Although MLOps shares similarities with traditional software development and IT operations (DevOps), it also introduces new challenges such as large datasets, ongoing experiments and the unpredictable behavior of live ML models. One of the most common pitfalls is releasing a ML application in the wild without monitoring it, only to find out it has gone out of control.

But don't panic! Following your ML application in its lifecycle is easier than what you think with Python and already available open source software.

As a part of this practical introduction I will cover:

  • Traditional ML development VS MLOps driven ML development (3 mins)
  • Key concepts and common pitfalls in MLops (5 mins)
  • MLFlow for data and model tracking in Python (5 mins)
  • MLFlow for experiment reproducibility (5 mins)
  • Grafana for human friendly monitoring of a live ML application (5 mins)
  • Conclusions and examples on how to contribute to these projects (2 mins)

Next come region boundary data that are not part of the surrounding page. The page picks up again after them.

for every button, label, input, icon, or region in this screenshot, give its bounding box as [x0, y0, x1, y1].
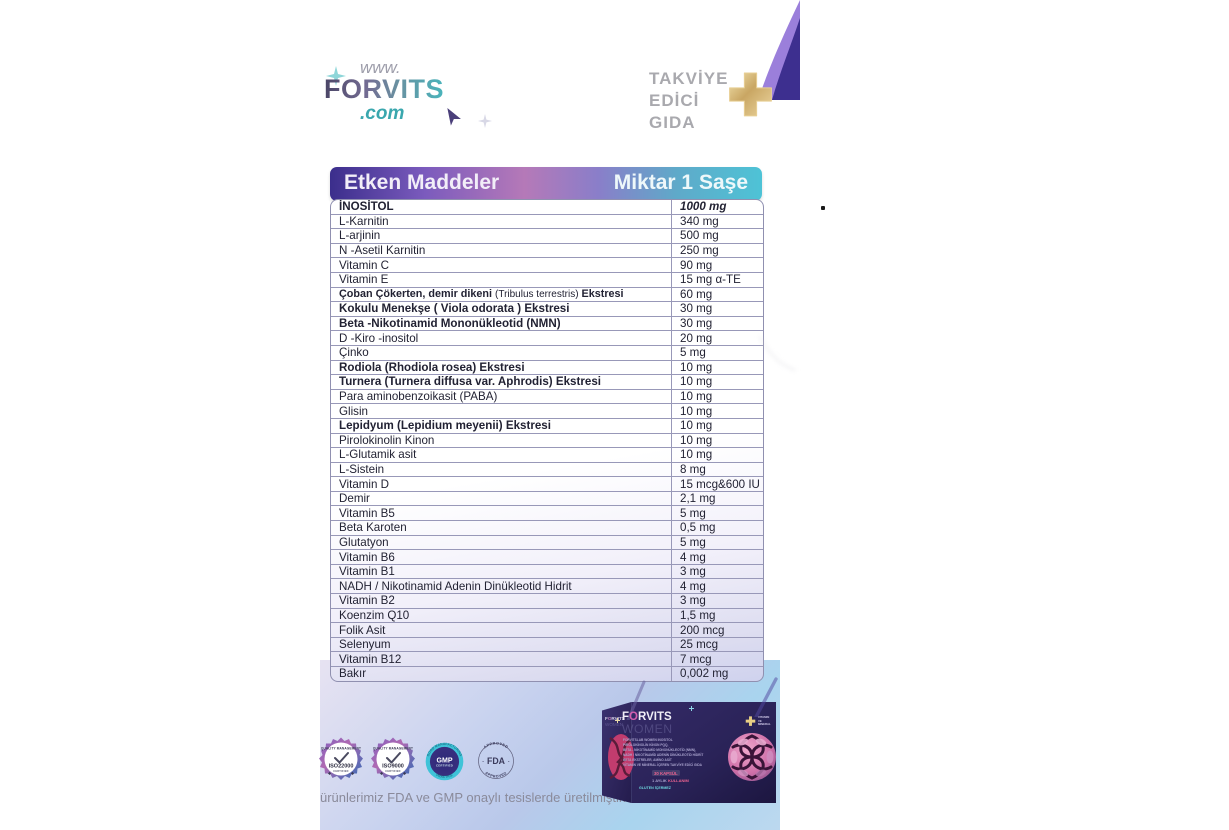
- svg-text:CERTIFIED: CERTIFIED: [385, 770, 400, 773]
- svg-text:QUALITY MANAGEMENT: QUALITY MANAGEMENT: [373, 747, 413, 751]
- svg-text:ISO22000: ISO22000: [329, 764, 354, 770]
- svg-text:APPROVED: APPROVED: [484, 771, 508, 779]
- svg-text:FDA: FDA: [487, 756, 506, 766]
- svg-text:•: •: [483, 759, 484, 763]
- svg-text:CERTIFIED: CERTIFIED: [436, 764, 453, 768]
- svg-text:CERTIFIED: CERTIFIED: [333, 770, 348, 773]
- svg-text:APPROVED: APPROVED: [483, 741, 509, 749]
- svg-text:ISO9000: ISO9000: [382, 764, 404, 770]
- svg-text:QUALITY MANAGEMENT: QUALITY MANAGEMENT: [321, 747, 361, 751]
- svg-text:•: •: [508, 759, 509, 763]
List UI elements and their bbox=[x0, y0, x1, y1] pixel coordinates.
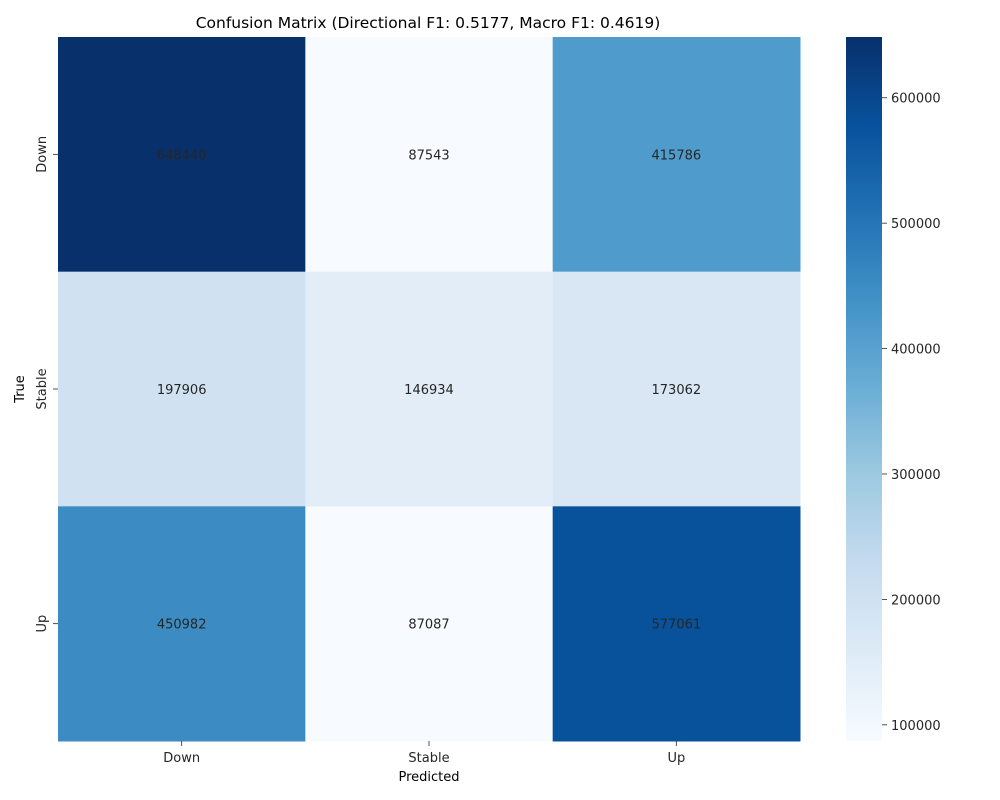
heatmap-cell bbox=[305, 506, 554, 742]
heatmap-cells bbox=[58, 37, 801, 742]
heatmap-cell bbox=[58, 506, 306, 742]
heatmap-cell bbox=[58, 37, 306, 273]
x-tick-label: Up bbox=[667, 751, 685, 766]
cell-value-label: 197906 bbox=[157, 383, 207, 398]
y-tick-label: Down bbox=[35, 136, 50, 173]
x-tick-label: Down bbox=[163, 751, 200, 766]
colorbar-tick-label: 100000 bbox=[891, 719, 941, 734]
cell-value-label: 146934 bbox=[404, 383, 454, 398]
cell-value-label: 648440 bbox=[157, 148, 207, 163]
cell-value-label: 577061 bbox=[652, 618, 702, 633]
colorbar-tick-label: 600000 bbox=[891, 92, 941, 107]
colorbar bbox=[846, 37, 882, 741]
x-axis-label: Predicted bbox=[398, 770, 459, 785]
cell-value-label: 87087 bbox=[408, 618, 449, 633]
heatmap-cell bbox=[305, 271, 554, 507]
colorbar-tick-label: 500000 bbox=[891, 217, 941, 232]
heatmap-cell bbox=[552, 271, 801, 507]
heatmap-cell bbox=[305, 37, 554, 273]
colorbar-tick-label: 300000 bbox=[891, 468, 941, 483]
x-axis-ticks: Down Stable Up bbox=[163, 741, 685, 766]
cell-value-label: 173062 bbox=[652, 383, 702, 398]
colorbar-tick-label: 400000 bbox=[891, 343, 941, 358]
cell-value-label: 450982 bbox=[157, 618, 207, 633]
chart-title: Confusion Matrix (Directional F1: 0.5177… bbox=[196, 14, 661, 32]
y-axis-label: True bbox=[13, 375, 28, 404]
y-axis-ticks: Down Stable Up bbox=[35, 136, 58, 633]
heatmap-cell bbox=[552, 506, 801, 742]
y-tick-label: Stable bbox=[35, 368, 50, 409]
cell-value-labels: 648440 87543 415786 197906 146934 173062 45098… bbox=[157, 148, 701, 632]
heatmap-cell bbox=[58, 271, 306, 507]
y-tick-label: Up bbox=[35, 615, 50, 633]
cell-value-label: 87543 bbox=[408, 148, 449, 163]
colorbar-ticks: 100000 200000 300000 400000 500000 600000 bbox=[882, 92, 941, 734]
colorbar-tick-label: 200000 bbox=[891, 593, 941, 608]
cell-value-label: 415786 bbox=[652, 148, 702, 163]
x-tick-label: Stable bbox=[408, 751, 449, 766]
heatmap-cell bbox=[552, 37, 801, 273]
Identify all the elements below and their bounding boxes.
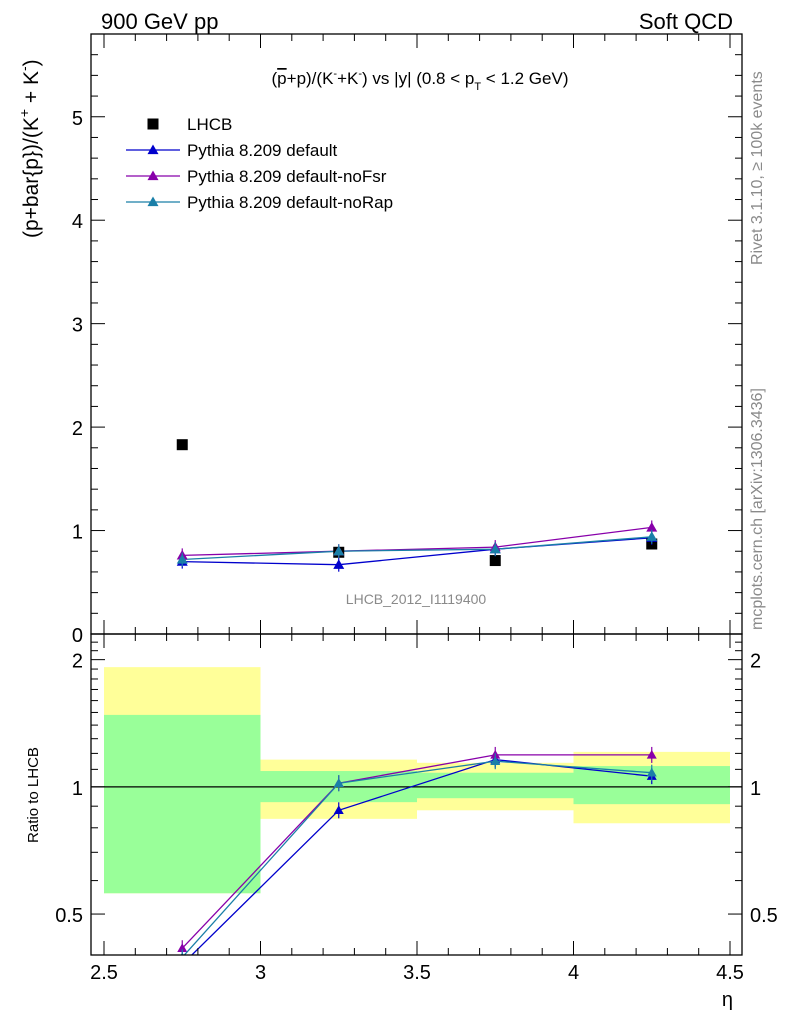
data-point-triangle bbox=[333, 559, 345, 569]
data-point-triangle bbox=[646, 521, 658, 532]
ratio-y-axis-label: Ratio to LHCB bbox=[25, 747, 42, 843]
ratio-y-tick-label-right: 1 bbox=[750, 778, 761, 800]
ratio-series-line-1 bbox=[181, 754, 652, 949]
main-y-tick-label: 5 bbox=[72, 108, 83, 130]
main-y-tick-label: 0 bbox=[72, 625, 83, 647]
ratio-data-point bbox=[490, 756, 501, 765]
main-title: (p+p)/(K-+K-) vs |y| (0.8 < pT < 1.2 GeV… bbox=[272, 68, 569, 93]
ratio-data-point bbox=[646, 767, 657, 777]
ratio-y-tick-label-left: 1 bbox=[72, 778, 83, 800]
ratio-series bbox=[177, 746, 657, 968]
legend-marker-triangle bbox=[147, 170, 159, 181]
analysis-watermark: LHCB_2012_I1119400 bbox=[346, 591, 487, 607]
main-y-tick-label: 2 bbox=[72, 418, 83, 440]
main-y-axis-label: (p+bar{p})/(K+ + K-) bbox=[16, 59, 43, 238]
rivet-label: Rivet 3.1.10, ≥ 100k events bbox=[749, 71, 766, 265]
x-tick-label: 3 bbox=[255, 962, 266, 984]
ratio-data-point bbox=[333, 805, 344, 815]
data-point-triangle bbox=[333, 545, 345, 556]
series-line-3 bbox=[182, 536, 652, 561]
legend-marker-lhcb bbox=[147, 118, 159, 130]
data-point-triangle bbox=[176, 554, 188, 564]
ratio-y-tick-label-right: 2 bbox=[750, 651, 761, 673]
ratio-data-point bbox=[333, 778, 344, 787]
data-point-triangle bbox=[489, 543, 501, 554]
ratio-frame: 0.5 0.5 1 1 2 2 2.5 3 3.5 4 4.5 bbox=[55, 633, 778, 984]
ratio-series-line-0 bbox=[190, 758, 652, 955]
ratio-plot bbox=[91, 667, 742, 968]
legend: LHCB Pythia 8.209 default Pythia 8.209 def… bbox=[126, 115, 393, 212]
ratio-series-line-2 bbox=[183, 760, 652, 955]
data-point-lhcb bbox=[489, 555, 501, 567]
main-plot bbox=[176, 439, 658, 572]
main-y-tick-label: 4 bbox=[72, 211, 83, 233]
header-right: Soft QCD bbox=[639, 9, 733, 34]
x-tick-label: 3.5 bbox=[403, 962, 431, 984]
x-axis-label: η bbox=[722, 989, 733, 1011]
legend-marker-triangle bbox=[147, 144, 159, 155]
ratio-data-point bbox=[177, 943, 188, 952]
ratio-y-tick-label-right: 0.5 bbox=[750, 905, 778, 927]
legend-entry-label: Pythia 8.209 default-noRap bbox=[187, 193, 393, 212]
ratio-data-point bbox=[646, 749, 657, 759]
ratio-y-tick-label-left: 2 bbox=[72, 651, 83, 673]
x-tick-label: 4.5 bbox=[716, 962, 744, 984]
ratio-data-point bbox=[180, 952, 184, 955]
data-point-lhcb bbox=[176, 439, 188, 451]
x-tick-label: 2.5 bbox=[90, 962, 118, 984]
legend-entry-label: LHCB bbox=[187, 115, 232, 134]
legend-marker-triangle bbox=[147, 196, 159, 207]
mcplots-label: mcplots.cern.ch [arXiv:1306.3436] bbox=[749, 388, 766, 630]
legend-entry-label: Pythia 8.209 default-noFsr bbox=[187, 167, 387, 186]
data-point-triangle bbox=[646, 531, 658, 541]
ratio-data-point bbox=[177, 959, 187, 968]
green-band bbox=[417, 772, 574, 799]
series-line-2 bbox=[182, 526, 652, 557]
header-left: 900 GeV pp bbox=[101, 9, 218, 34]
main-y-tick-label: 3 bbox=[72, 315, 83, 337]
pbar-symbol: p bbox=[277, 69, 286, 88]
x-tick-label: 4 bbox=[568, 962, 579, 984]
main-y-tick-label: 1 bbox=[72, 522, 83, 544]
main-frame: 0 1 2 3 4 5 bbox=[72, 33, 743, 647]
legend-entry-label: Pythia 8.209 default bbox=[187, 141, 338, 160]
green-band bbox=[104, 714, 261, 894]
ratio-y-tick-label-left: 0.5 bbox=[55, 905, 83, 927]
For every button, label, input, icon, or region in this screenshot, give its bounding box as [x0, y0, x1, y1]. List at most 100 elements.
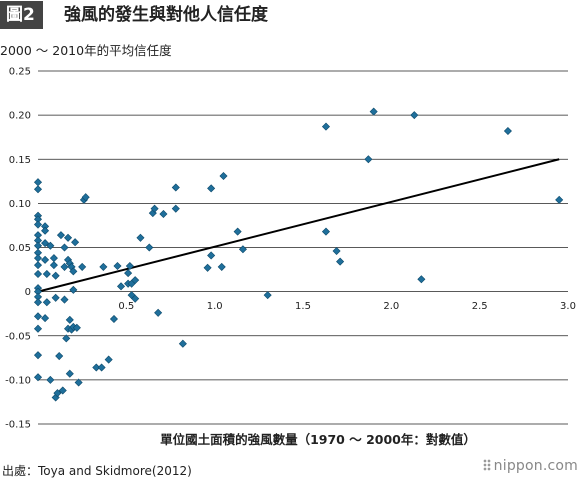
y-tick-label: 0.20 [9, 111, 31, 122]
data-point [332, 247, 341, 256]
data-point [41, 239, 50, 248]
data-point [62, 334, 71, 343]
data-point [364, 155, 373, 164]
data-point [33, 220, 43, 229]
data-point [53, 389, 62, 398]
y-tick-labels: 0.25 0.20 0.15 0.10 0.05 0 -0.05 -0.10 -0.15 [5, 67, 31, 431]
data-point [46, 241, 55, 250]
data-point [49, 261, 58, 270]
x-tick-labels: 0.5 1.0 1.5 2.0 2.5 3.0 [118, 301, 576, 312]
data-point [104, 355, 113, 364]
data-point [233, 227, 242, 236]
figure-badge: 圖2 [0, 1, 43, 29]
data-point [336, 257, 345, 266]
data-point [136, 233, 145, 242]
data-point [33, 298, 43, 307]
y-tick-label: -0.15 [5, 420, 31, 431]
data-point [49, 254, 58, 263]
y-tick-label: 0.10 [9, 199, 31, 210]
brand-dots-icon [482, 459, 491, 471]
data-point [33, 312, 43, 321]
data-point [42, 269, 51, 278]
brand-name: nippon.com [493, 458, 578, 474]
data-point [58, 386, 67, 395]
data-point [60, 243, 69, 252]
data-point [171, 204, 180, 213]
data-point [217, 262, 226, 271]
data-point [219, 171, 228, 181]
data-point [124, 269, 133, 278]
data-point [321, 227, 330, 236]
data-point [33, 241, 43, 250]
data-point [33, 261, 43, 270]
data-point [41, 255, 50, 264]
data-point [60, 262, 69, 271]
data-point [207, 251, 216, 260]
data-point [150, 204, 159, 213]
data-point [92, 363, 101, 372]
data-point [238, 245, 247, 254]
data-point [33, 178, 43, 187]
data-point [503, 126, 512, 136]
data-point [81, 193, 90, 202]
data-point [72, 323, 81, 332]
data-point [178, 339, 187, 348]
x-tick-label: 0.5 [118, 301, 134, 312]
y-tick-label: 0.25 [9, 67, 31, 78]
data-point [145, 243, 154, 252]
data-point [33, 351, 43, 360]
data-point [78, 262, 87, 271]
figure-title: 強風的發生與對他人信任度 [64, 5, 268, 25]
data-point [65, 315, 74, 324]
data-point [369, 107, 378, 116]
x-tick-label: 2.5 [472, 301, 488, 312]
data-point [131, 276, 140, 285]
data-points [33, 107, 564, 402]
chart-subtitle: 2000 ～ 2010年的平均信任度 [0, 43, 172, 58]
data-point [51, 271, 60, 280]
brand-logo: nippon.com [482, 458, 578, 474]
data-point [154, 308, 163, 317]
data-point [33, 269, 43, 278]
trend-line [37, 158, 560, 293]
grid-lines [38, 70, 568, 425]
data-point [117, 282, 126, 291]
y-tick-label: 0.05 [9, 243, 31, 254]
data-point [321, 122, 330, 131]
data-point [65, 369, 74, 378]
data-point [42, 298, 51, 307]
data-point [410, 111, 419, 120]
data-point [74, 378, 83, 387]
data-point [113, 262, 122, 271]
data-point [171, 183, 180, 192]
data-point [125, 262, 134, 271]
data-point [203, 263, 212, 272]
data-point [159, 209, 168, 218]
data-point [33, 324, 43, 333]
data-point [60, 295, 69, 304]
y-tick-label: 0 [25, 287, 31, 298]
data-point [69, 267, 78, 276]
data-point [263, 291, 272, 300]
data-point [33, 185, 43, 194]
data-point [33, 373, 43, 382]
data-point [51, 293, 60, 302]
data-point [56, 231, 65, 240]
data-point [97, 363, 106, 372]
data-point [64, 233, 73, 242]
data-point [41, 226, 50, 235]
data-point [71, 238, 80, 247]
trend-line-group [37, 158, 560, 293]
data-point [41, 314, 50, 323]
y-tick-label: -0.10 [5, 375, 31, 386]
data-point [131, 294, 140, 303]
source-note: 出處：Toya and Skidmore(2012) [2, 464, 192, 478]
data-point [46, 375, 55, 384]
x-tick-label: 2.0 [383, 301, 399, 312]
x-tick-label: 1.0 [207, 301, 223, 312]
data-point [55, 352, 64, 361]
data-point [109, 314, 118, 324]
x-tick-label: 3.0 [560, 301, 576, 312]
data-point [207, 184, 216, 193]
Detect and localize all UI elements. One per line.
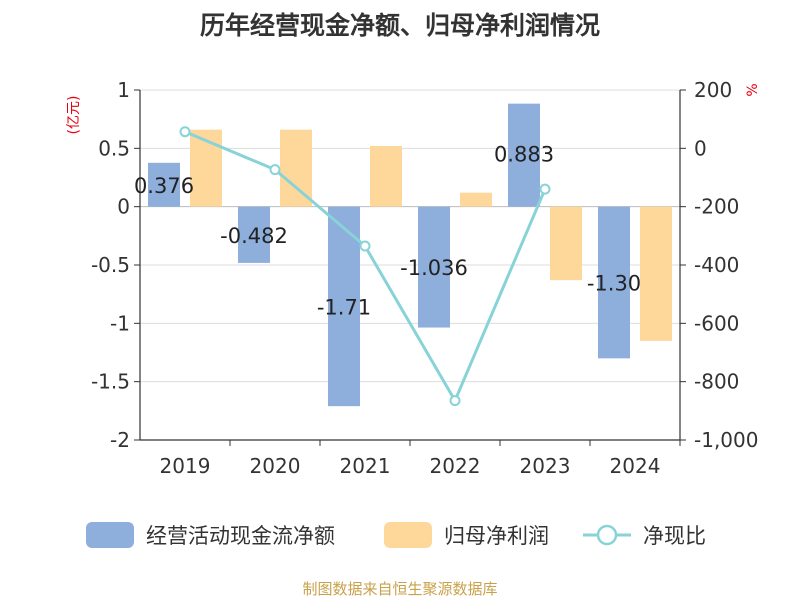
right-tick-label: -600 [694, 311, 739, 335]
point-ratio [269, 164, 281, 176]
data-label-cashflow: 0.376 [134, 174, 194, 198]
right-axis-unit: % [745, 83, 761, 96]
left-tick-label: 1 [117, 78, 130, 102]
bar-cashflow [418, 206, 450, 328]
axis-layer: 1 0.5 0 -0.5 -1 -1.5 -2 200 0 -200 -400 -600 -800 -1,… [91, 78, 759, 478]
bar-cashflow [148, 162, 180, 207]
bar-layer [148, 103, 672, 407]
bar-cashflow [598, 206, 630, 359]
legend-item-ratio[interactable]: 净现比 [583, 524, 706, 548]
data-label-cashflow: -0.482 [220, 224, 288, 248]
left-tick-label: 0.5 [98, 136, 130, 160]
left-tick-label: -1 [110, 311, 130, 335]
right-tick-label: -400 [694, 253, 739, 277]
right-tick-label: -200 [694, 195, 739, 219]
left-tick-label: 0 [117, 195, 130, 219]
bar-cashflow [508, 103, 540, 207]
legend-swatch-netprofit [384, 522, 432, 548]
x-tick-label: 2023 [520, 454, 571, 478]
x-tick-label: 2021 [340, 454, 391, 478]
x-tick-label: 2022 [430, 454, 481, 478]
data-label-cashflow: -1.036 [400, 256, 468, 280]
line-layer [179, 126, 551, 407]
legend-label-netprofit: 归母净利润 [444, 524, 549, 548]
bar-cashflow [238, 206, 270, 263]
legend-marker-ratio [596, 524, 618, 546]
bar-netprofit [640, 206, 672, 341]
point-ratio [359, 240, 371, 252]
bar-netprofit [550, 206, 582, 281]
point-ratio [539, 183, 551, 195]
source-note: 制图数据来自恒生聚源数据库 [302, 580, 497, 598]
bar-netprofit [460, 192, 492, 207]
bar-cashflow [328, 206, 360, 407]
right-tick-label: -1,000 [694, 428, 758, 452]
line-ratio [184, 130, 547, 403]
bar-netprofit [190, 129, 222, 207]
legend-swatch-cashflow [86, 522, 134, 548]
left-tick-label: -1.5 [91, 370, 130, 394]
left-tick-label: -0.5 [91, 253, 130, 277]
left-axis-unit: (亿元) [66, 96, 82, 135]
data-label-cashflow: 0.883 [494, 143, 554, 167]
right-tick-label: -800 [694, 370, 739, 394]
legend: 经营活动现金流净额 归母净利润 净现比 [86, 522, 706, 548]
legend-label-ratio: 净现比 [643, 524, 706, 548]
point-ratio [179, 126, 191, 138]
legend-label-cashflow: 经营活动现金流净额 [146, 524, 335, 548]
right-tick-label: 200 [694, 78, 732, 102]
x-tick-label: 2020 [250, 454, 301, 478]
bar-netprofit [370, 146, 402, 207]
chart-title: 历年经营现金净额、归母净利润情况 [200, 11, 600, 40]
right-tick-label: 0 [694, 136, 707, 160]
left-tick-label: -2 [110, 428, 130, 452]
legend-item-cashflow[interactable]: 经营活动现金流净额 [86, 522, 335, 548]
legend-item-netprofit[interactable]: 归母净利润 [384, 522, 549, 548]
label-layer: 0.376 -0.482 -1.71 -1.036 0.883 -1.30 [134, 143, 641, 320]
point-ratio [449, 395, 461, 407]
bar-netprofit [280, 129, 312, 207]
data-label-cashflow: -1.30 [587, 272, 641, 296]
x-tick-label: 2019 [160, 454, 211, 478]
x-tick-label: 2024 [610, 454, 661, 478]
data-label-cashflow: -1.71 [317, 295, 371, 319]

Why should you attend this talk?

Anyone interested with developing ML applications in a production environment, such as ML Engineers, Data Scientists, or ML product owners. I specifically focus on tips and tricks that will help you getting started with monitoring ML applications.

Who can attend this talk?

To maximize the value of this talk, it is recommended that you are familiar with the basics of machine learning and Python programming.


Prior Knowledge Expected

No previous knowledge expected

Heya!

I am Davide, Machine Learning Operations Engineer at Massive Entertainment – A Ubisoft Studio, and Pythonista at heart.

I have spent the past 7 years working with data science, both researching and developing machine learning applications and data platforms. My main interest is in bridging the gap between development and production in machine learning world.
Eventually I decided to go back to one of my original passions and landed in the videogames industry, excited to get for Avatar: Frontiers of Pandora and Star Wars released soon!

When I am not making or playing videogames, I like to keep myself active biking, bouldering, practicing yoga, and finally learning how to swim.
I am also an active community builder in and out IT, with a strong interest in local NGOs communities in my city, Copenhagen. It is not hard to find me around the city making food with my non-profit restaurant One Bowl.